We’re introducing a new Q&A feature as a way to let members ask questions anonymously and get useful answers from other members. If you’ve got a question, just drop us an e-mail, and let us know if you’d like an answer from a company of a particular size or industry (or even from a specific person or company.) The question below was answered by Innosight partner Pontus Siren. We thank our longstanding partner and supporter Innosight for their assistance pulling this together, and we invite your comments at the bottom…
We’re a $17 billion public company with lots of research and data around R&D, but I wouldn’t say it’s translating well to our corporate innovation and growth strategy. We have a bit of a gap there. I know this is complex, and every enterprise is different, but any thoughts or guidance or framework on the matter would be much appreciated.
This is a question we hear all the time, but the member of Innovation Leader who posed the question above is even more specific.
If you don’t know where you are going, any road will take you there. The famous quote by British author Lewis Carroll elegantly summarizes the dilemma any large company faces when it thinks about how much to invest in innovation efforts, especially those that move beyond its core business.
While there’s no real formula for calculating innovation spend, it’s common to look at R&D expenditures to see what peers and industry leaders are investing. The problem is that these figures are difficult to extrapolate from. For example, IBM spends 6% of its revenue on R&D, Johnson & Johnson spends 11.5%, while Intel is at 20%.
But as the subscriber points out, each company faces a unique set of circumstances—different stage of their product lifecycles, how resource or capital intensive the business is, emerging disruptive forces, and so on—that will influence the amount and types of innovation they need to pursue. And R&D and innovation aren’t really synonymous because some of the most critical innovation investments happen in the marketplace rather than the lab.
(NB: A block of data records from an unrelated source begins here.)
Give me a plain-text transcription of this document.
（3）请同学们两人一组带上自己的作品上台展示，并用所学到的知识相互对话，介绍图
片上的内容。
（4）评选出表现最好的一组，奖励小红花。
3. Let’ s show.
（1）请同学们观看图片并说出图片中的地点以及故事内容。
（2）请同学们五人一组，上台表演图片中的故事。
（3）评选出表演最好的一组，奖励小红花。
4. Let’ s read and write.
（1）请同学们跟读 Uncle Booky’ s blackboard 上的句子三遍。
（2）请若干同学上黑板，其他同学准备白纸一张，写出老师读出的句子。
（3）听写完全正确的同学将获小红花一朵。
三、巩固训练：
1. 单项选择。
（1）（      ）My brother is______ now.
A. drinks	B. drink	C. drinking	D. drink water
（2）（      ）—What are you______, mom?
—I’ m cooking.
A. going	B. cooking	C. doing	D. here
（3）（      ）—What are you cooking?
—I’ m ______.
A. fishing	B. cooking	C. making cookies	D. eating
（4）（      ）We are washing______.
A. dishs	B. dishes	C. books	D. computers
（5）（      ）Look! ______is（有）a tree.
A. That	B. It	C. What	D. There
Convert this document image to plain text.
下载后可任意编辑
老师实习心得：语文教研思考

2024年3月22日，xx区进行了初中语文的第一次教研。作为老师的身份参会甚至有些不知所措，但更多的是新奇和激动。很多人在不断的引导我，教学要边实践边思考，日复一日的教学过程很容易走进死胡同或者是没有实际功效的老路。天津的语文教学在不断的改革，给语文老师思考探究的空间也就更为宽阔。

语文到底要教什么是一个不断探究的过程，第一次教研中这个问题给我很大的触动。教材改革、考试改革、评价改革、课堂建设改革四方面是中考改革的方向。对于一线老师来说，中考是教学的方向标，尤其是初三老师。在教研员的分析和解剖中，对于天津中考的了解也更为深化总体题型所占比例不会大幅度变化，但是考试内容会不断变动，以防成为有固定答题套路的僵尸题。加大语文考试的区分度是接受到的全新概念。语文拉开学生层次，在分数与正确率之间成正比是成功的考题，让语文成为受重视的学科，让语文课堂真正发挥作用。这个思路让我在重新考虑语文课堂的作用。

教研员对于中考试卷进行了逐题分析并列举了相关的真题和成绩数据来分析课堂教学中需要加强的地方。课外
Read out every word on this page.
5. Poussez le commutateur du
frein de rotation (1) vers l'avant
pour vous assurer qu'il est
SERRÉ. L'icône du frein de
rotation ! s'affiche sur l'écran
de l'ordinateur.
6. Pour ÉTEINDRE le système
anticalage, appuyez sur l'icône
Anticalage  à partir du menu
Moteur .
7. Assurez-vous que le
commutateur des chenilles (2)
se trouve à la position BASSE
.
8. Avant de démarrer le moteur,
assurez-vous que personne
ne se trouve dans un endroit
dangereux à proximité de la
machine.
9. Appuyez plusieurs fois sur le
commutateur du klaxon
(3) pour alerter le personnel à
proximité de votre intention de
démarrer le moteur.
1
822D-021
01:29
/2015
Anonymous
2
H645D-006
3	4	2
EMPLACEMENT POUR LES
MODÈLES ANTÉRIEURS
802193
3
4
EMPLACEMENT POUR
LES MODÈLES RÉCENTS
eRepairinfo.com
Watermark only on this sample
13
So while there isn’t really a formula, I offer a few (non-exhaustive) rules of thumb for determining the right amount of innovation spend for your company:
- The first and most important consideration is to understand your growth gap. This is the difference between your growth goals over a certain period of time and what your current operations and core innovations will be able to generate. We show a simple way to calculate your growth gap below.
- But to make the calculation, you’ll need to define the types of innovations you want to pursue. Most companies should be pursuing at least two or more types of innovation, which will have time horizons over different time periods and different resource requirements. Disruptive or new-to-the-world innovations often take years and should be considered staged investments. Meanwhile, sustaining innovations, which are incremental improvements to your core offering, are most likely to pay off in the nearer term but are less likely to fill in big holes in your growth gap.
- How robust is your innovation capability? If you are just getting started, it’s better to ramp up modestly without massive investments. Establishing the building blocks of innovation and generate quick wins and insights is the objective of launching a “minimum viable innovation system,” which my colleagues and I describe in our recent Harvard Business Review article.
- More is not necessarily better, and how the funds are distributed is often more important than the absolute amount. Innovation investments should be stage-gated and should follow the best VC funding practices.
With those rules of thumb in mind, here’s how to calculate how much of a gap you need to fill:
- Start by setting the growth target you wish to achieve at a specific year in the future—for instance, 2025. The target could be any number of metrics — revenues, profits, total return to shareholders.
- Estimate how much annual revenue your current core business will generate by that time from its current offerings and improvements to them. This must be done honestly, taking in the full range of competitive forces that could, for instance, erode market share or compress margins.
- Project the revenue your investments in on-going new growth businesses could generate by that time.
- Add up the figures from lines two and three, and compare with the figures from line one.
- The difference is your growth gap.
Once you reach a consensus on your growth gap, you’ll see how much you need to change. The more your growth opportunities need to stretch beyond your current capabilities, the more you need to build systems to manage the unique nature of these opportunities. Your spending on those systems, capabilities and resources determines your ongoing innovation investment.
So the overall goal here is insight not precision. You just want the right order of magnitude. That leads to one final word of advice: don’t spend too much time defining your growth gap. In many cases, a month is enough to get a useful answer that can inform all your important activities related to creating a strategic vision for innovation and growth. Then it’s time to dive in and actually do it.